For decades scientists have sought to understand why the human immune system sits on the sidelines when cancer invades the body, and how to provoke it to attack cancer cells. Such an approach could target the disease while sparing normal cells, resulting in greater effectiveness and fewer side effects. And because the immune system “remembers” invaders it has encountered, the response to immunotherapy should be long-lasting.
A decade’s research by Chen and colleagues at other institutions found that the interactions of certain proteins and receptors allow tumor cells to disable T cells, the immune system’s main fighters. The tumor cells, Chen said, take advantage of a mechanism that the body uses to prevent damage from prolonged immune responses. In 1991 Chen, then at the Mayo Clinic, discovered B7-H1, a protein that can suppress T cells. Nine years later researchers from Harvard Medical School’s Dana-Farber Cancer Institute and the University of Kyoto found that B7-H1 binds to programmed death 1 (PD-1), a receptor on the surface of T cells. Scientists renamed the B7-H1 protein, calling it PD-L1 to reflect its role as a binding partner for PD-1. Tissues use PD-L1 to turn off the immune response when it’s gone on too long; and, Chen found, PD-L1 is overexpressed in many human tumors.
“Cancer steals this mechanism,” said Chen. Cancer triggers an immune response, which sends T cells to attack the tumor. The tumor, in response to signaling molecules from the T cells, expresses PD-L1, which binds to PD-1 and suppresses the T cells. BMS-936558 blocks the PD-1 binding site and keeps PD-L1 at bay.

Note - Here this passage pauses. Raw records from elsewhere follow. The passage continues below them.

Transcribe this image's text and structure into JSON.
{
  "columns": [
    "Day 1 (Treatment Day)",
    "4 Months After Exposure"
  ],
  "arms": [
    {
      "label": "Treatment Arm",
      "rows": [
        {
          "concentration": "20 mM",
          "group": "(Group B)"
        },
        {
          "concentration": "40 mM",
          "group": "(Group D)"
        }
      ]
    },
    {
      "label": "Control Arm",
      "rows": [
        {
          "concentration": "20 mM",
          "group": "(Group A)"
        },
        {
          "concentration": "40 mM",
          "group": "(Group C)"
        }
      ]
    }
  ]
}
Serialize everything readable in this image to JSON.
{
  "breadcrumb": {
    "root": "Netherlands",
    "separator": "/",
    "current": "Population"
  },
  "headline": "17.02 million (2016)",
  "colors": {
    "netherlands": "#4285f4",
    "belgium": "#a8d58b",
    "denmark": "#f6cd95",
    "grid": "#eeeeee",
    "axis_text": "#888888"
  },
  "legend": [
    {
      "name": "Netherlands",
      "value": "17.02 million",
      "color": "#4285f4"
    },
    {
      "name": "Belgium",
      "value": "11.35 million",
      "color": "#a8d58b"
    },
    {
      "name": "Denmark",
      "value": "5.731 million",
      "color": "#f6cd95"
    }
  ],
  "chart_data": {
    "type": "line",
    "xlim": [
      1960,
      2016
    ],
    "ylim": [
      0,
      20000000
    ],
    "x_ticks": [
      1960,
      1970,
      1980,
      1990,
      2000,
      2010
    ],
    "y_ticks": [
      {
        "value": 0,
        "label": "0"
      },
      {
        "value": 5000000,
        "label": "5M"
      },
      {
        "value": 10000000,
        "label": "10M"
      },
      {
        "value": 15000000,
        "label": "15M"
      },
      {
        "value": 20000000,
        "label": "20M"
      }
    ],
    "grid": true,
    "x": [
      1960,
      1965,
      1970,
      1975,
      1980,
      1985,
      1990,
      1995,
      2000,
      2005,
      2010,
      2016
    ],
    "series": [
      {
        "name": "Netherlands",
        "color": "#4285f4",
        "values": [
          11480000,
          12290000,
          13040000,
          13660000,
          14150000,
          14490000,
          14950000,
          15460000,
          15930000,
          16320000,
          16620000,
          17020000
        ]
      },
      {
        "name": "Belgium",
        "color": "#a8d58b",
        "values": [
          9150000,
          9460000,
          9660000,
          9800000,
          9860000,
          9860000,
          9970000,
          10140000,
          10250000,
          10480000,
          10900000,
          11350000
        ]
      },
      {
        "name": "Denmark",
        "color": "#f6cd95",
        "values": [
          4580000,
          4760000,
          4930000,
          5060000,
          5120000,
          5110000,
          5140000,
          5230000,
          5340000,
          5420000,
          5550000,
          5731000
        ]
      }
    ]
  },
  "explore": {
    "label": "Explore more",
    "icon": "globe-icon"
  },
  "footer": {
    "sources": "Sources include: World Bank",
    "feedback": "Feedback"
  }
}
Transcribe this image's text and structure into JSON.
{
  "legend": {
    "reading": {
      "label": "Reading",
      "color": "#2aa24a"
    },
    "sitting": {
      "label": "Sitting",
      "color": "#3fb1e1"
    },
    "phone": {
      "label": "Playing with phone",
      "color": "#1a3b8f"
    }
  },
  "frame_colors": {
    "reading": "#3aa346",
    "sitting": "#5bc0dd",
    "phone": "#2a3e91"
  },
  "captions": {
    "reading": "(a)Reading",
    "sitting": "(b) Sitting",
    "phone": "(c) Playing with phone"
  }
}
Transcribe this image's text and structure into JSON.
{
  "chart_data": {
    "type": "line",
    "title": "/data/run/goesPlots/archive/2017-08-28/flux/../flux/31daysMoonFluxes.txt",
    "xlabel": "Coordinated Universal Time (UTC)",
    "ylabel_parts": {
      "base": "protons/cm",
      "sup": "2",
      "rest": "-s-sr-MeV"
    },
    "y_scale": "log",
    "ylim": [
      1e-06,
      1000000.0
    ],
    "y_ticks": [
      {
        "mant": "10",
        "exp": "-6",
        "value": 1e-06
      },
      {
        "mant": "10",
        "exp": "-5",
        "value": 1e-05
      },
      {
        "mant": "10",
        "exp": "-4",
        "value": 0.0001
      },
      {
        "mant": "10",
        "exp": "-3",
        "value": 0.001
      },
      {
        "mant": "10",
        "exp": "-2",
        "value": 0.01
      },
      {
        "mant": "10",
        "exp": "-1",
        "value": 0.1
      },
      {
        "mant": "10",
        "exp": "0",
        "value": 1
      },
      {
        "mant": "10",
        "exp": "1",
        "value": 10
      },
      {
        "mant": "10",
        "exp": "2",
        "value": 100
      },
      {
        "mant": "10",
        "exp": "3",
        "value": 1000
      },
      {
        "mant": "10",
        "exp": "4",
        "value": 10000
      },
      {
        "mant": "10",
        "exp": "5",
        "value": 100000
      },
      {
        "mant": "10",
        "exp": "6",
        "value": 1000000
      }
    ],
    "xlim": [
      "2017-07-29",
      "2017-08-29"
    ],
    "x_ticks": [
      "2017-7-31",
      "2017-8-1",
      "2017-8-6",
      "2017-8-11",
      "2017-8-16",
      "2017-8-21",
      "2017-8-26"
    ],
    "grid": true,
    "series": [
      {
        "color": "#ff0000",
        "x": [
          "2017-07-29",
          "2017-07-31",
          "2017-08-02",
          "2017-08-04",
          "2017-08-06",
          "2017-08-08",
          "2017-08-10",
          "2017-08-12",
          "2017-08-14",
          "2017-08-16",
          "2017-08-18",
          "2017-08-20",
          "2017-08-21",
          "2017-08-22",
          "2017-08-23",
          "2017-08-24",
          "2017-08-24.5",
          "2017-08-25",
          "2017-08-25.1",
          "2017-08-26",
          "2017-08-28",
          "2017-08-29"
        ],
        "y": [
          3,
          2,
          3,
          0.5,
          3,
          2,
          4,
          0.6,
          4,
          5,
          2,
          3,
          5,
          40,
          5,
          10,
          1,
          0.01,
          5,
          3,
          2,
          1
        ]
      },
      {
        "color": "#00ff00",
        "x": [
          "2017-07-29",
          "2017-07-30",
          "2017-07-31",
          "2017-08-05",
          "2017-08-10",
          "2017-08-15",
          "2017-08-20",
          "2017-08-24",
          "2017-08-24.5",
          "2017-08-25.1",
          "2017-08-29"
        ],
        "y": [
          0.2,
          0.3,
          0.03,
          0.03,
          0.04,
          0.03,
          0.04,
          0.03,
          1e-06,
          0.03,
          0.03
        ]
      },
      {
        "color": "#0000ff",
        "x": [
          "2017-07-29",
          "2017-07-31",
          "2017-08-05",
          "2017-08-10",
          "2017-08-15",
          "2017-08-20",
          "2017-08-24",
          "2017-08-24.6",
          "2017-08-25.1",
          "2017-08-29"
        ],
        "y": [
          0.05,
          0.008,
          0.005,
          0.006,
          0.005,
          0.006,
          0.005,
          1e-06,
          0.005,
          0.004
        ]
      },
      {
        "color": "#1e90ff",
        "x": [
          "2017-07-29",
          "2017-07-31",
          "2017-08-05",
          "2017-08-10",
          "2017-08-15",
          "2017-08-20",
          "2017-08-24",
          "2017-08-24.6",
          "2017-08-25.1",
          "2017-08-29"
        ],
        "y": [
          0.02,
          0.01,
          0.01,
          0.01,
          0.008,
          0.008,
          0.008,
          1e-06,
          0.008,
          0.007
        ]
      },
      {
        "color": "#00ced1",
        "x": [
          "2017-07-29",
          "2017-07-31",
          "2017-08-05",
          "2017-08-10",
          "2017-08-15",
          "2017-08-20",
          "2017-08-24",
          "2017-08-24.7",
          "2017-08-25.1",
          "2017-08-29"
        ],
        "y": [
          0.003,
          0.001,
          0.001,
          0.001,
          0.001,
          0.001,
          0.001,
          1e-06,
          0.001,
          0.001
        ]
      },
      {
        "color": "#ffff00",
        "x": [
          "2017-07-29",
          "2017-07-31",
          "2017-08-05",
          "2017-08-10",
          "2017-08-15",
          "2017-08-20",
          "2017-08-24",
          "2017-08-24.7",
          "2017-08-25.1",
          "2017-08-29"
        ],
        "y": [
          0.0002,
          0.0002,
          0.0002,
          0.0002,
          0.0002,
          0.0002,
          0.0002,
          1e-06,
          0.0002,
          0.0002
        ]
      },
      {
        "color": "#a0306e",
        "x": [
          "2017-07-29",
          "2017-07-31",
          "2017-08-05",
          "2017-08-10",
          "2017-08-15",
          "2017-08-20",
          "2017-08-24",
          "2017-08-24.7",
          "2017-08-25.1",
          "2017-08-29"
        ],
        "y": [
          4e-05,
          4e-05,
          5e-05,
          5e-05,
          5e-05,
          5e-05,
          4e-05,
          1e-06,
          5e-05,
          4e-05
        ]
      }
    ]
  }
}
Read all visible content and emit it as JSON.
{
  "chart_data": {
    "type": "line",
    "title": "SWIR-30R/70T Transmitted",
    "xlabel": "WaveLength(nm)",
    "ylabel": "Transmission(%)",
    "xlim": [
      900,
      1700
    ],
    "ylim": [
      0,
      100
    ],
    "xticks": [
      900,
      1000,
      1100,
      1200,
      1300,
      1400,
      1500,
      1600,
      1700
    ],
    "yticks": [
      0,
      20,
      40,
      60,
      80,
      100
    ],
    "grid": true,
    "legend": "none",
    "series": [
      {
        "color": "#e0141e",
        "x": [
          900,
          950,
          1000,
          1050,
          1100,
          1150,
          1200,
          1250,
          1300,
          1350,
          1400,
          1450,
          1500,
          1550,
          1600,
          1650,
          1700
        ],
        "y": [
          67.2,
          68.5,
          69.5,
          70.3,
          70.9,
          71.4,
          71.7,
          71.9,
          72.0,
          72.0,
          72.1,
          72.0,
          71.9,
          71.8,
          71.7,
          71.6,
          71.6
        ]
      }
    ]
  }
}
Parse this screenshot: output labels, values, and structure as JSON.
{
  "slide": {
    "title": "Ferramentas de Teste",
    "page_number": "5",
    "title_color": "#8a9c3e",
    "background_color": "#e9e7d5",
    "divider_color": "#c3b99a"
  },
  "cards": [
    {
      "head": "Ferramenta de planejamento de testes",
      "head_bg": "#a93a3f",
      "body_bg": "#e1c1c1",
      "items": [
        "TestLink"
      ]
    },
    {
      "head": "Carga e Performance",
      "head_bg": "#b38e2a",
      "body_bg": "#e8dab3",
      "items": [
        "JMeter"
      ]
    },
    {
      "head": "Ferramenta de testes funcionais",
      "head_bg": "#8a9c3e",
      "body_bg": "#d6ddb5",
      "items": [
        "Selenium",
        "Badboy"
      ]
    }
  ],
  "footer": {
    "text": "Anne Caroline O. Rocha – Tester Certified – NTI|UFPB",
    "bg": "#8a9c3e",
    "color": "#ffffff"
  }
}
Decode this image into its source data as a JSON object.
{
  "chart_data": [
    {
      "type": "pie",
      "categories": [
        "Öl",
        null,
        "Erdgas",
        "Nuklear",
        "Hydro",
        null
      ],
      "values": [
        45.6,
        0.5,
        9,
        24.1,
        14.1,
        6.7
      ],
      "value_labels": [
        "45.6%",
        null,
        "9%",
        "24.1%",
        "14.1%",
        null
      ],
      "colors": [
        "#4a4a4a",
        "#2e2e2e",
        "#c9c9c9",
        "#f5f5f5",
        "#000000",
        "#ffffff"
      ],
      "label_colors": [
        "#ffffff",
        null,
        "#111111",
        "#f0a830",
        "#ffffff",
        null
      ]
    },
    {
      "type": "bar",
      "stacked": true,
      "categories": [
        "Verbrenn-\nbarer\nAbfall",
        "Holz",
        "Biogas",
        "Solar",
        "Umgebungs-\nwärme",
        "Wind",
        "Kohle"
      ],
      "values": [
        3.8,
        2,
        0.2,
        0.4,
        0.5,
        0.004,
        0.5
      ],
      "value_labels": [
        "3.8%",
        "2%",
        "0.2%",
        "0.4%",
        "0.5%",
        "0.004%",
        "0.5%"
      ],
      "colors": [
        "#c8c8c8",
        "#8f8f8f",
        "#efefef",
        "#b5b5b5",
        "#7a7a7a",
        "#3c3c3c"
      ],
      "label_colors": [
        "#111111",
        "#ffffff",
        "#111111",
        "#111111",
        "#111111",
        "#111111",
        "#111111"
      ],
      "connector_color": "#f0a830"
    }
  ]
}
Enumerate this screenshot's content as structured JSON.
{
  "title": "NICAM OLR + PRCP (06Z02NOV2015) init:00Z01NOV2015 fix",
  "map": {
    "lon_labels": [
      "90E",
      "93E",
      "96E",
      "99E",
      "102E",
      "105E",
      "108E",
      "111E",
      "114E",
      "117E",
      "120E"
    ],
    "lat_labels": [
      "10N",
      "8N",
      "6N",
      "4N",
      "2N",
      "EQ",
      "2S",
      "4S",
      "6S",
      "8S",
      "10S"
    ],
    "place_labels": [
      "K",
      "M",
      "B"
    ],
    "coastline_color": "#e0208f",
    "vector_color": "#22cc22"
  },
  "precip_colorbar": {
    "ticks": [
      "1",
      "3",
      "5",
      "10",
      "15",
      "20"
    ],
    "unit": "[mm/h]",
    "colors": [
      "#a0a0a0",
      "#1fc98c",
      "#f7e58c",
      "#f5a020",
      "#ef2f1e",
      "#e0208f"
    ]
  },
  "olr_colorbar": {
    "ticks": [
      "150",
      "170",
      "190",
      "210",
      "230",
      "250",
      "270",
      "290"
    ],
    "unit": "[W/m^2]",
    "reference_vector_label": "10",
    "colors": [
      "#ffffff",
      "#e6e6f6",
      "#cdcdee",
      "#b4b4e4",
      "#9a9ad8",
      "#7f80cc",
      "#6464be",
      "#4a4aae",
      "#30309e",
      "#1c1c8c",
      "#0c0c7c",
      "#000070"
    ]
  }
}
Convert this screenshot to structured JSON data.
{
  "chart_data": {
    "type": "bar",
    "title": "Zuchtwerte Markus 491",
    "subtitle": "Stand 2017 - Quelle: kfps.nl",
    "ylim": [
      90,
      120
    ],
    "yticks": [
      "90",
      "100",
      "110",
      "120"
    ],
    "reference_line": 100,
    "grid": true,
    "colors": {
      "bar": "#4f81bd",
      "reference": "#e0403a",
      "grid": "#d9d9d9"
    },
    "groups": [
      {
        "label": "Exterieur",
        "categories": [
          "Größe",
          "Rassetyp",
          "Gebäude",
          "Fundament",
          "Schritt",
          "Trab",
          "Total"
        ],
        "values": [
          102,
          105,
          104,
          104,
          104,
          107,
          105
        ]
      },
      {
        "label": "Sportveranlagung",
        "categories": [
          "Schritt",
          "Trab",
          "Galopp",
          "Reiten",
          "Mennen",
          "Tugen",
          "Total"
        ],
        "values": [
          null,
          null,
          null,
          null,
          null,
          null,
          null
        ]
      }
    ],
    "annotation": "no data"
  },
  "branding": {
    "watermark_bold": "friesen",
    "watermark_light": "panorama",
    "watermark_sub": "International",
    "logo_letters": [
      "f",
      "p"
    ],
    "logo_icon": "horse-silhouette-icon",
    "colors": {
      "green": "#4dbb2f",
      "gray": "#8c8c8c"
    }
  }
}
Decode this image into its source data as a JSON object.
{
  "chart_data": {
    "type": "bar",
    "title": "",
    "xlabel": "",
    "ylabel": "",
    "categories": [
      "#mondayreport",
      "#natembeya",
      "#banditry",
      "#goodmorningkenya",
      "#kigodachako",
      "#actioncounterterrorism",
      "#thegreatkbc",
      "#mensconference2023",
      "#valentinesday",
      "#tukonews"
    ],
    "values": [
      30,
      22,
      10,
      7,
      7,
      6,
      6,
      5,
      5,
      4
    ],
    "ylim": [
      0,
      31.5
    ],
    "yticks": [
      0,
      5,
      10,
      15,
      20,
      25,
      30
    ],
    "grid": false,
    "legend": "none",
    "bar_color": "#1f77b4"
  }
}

Tests on tumor samples from the recent trial revealed that tumors that did not express PD-L1 did not respond to treatment, while 36 percent of PD-L1-positive tumors showed a response. That suggests that PD-L1 may serve as a biomarker to identify patients who will benefit from anti-PD-1 drugs. There are side effects of PD-1 blockage—in the current trial, three patients died of drug-related lung inflammation—but Chen thinks that adverse effects can be managed.
Jedd D. Wolchok, M.D., Ph.D., of Memorial Sloan-Kettering Cancer Center, who was not involved in the current trial, said that the new results are encouraging for the potential of immunotherapy in the treatment of cancer. Following the success of the drug ipilimumab, which also blocks a molecule expressed on the surface of T cells, the findings are the second clear demonstration that unleashing the immune system can produce durable regressions in cancer.
Although BMS-936558 was effective when used alone, the Yale researchers believe that it will be most useful when combined with other therapies.
“I have patients who have benefited enormously from this drug,” Sznol said. And while current treatments prolong life for months or a couple of years, Sznol said, “these new therapies may eventually offer the possibility of cure.”